While extraction methods for treating large deposits of high-grade ore are well known, small high-grade deposits and large but low-grade deposits require considerable laboratory and pilot-plant experience before finalizing the process design. Diverse techniques are needed to exploit ores varying in mineralogical complexion and physical characteristics. Any process designed for a given ore type may not hold good for another and mineralogical variations even in the same lode are not uncommon. Since the exploitation of any deposit depends on its economic viability, it is imperative that para-marginal and low-grade ores are treated by cheaper techniques requiring lower capital input.
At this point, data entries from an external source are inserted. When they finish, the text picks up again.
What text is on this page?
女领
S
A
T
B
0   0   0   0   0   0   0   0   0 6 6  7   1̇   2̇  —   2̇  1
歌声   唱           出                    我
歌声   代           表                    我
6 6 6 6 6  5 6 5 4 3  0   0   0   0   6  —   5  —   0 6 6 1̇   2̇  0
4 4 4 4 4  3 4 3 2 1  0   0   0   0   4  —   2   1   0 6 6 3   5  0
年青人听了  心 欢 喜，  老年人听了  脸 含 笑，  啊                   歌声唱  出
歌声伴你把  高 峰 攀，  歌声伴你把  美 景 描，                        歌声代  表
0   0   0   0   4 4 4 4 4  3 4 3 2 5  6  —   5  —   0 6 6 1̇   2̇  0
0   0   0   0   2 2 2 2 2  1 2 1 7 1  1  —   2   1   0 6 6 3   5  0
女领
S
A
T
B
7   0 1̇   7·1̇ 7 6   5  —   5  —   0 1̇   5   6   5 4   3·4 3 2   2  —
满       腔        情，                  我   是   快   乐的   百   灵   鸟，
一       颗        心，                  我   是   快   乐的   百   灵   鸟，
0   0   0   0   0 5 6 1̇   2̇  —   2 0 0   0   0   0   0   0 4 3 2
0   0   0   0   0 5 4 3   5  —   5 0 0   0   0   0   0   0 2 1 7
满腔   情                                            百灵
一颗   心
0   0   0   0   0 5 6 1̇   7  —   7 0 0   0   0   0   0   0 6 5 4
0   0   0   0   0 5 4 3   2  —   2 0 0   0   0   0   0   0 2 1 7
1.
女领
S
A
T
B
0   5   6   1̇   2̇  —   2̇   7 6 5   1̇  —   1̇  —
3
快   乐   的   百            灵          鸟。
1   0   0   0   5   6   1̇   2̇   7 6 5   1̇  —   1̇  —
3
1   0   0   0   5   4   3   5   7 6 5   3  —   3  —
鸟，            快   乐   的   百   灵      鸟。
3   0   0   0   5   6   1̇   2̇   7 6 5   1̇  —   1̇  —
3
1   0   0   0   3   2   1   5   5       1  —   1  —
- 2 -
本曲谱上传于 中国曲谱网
Physical beneficiation of low-grade ores is being attempted in several countries. Although heavy-media separation, jigging, tabling, flotation and radiometric lump or car sorting are carried out both at the pilot-plant level and in large-capacity mills, these methods have not found favour since size reduction becomes unavoidable for preconcentration. This, together with the considerable loss of uranium values in the tailings, which is too high to be neglected, renders these techniques unsuitable. Further, if the cost of uranium increases as expected, ore dressing steps, due to lower overall recoveries, become more and more uneconomic. However, ore dressing steps can be gainfully used for byproduct recovery from multi-metallic or non-metallic ores, using selective mining if necessary.

Barring a few isolated cases, uranium ores are primarily treated by the hot agitation leaching technique. The recoveries by this method are usually of the order of 90% and uranium from the pregnant liquors is extracted either by resin ion exchange or by solvent extraction techniques.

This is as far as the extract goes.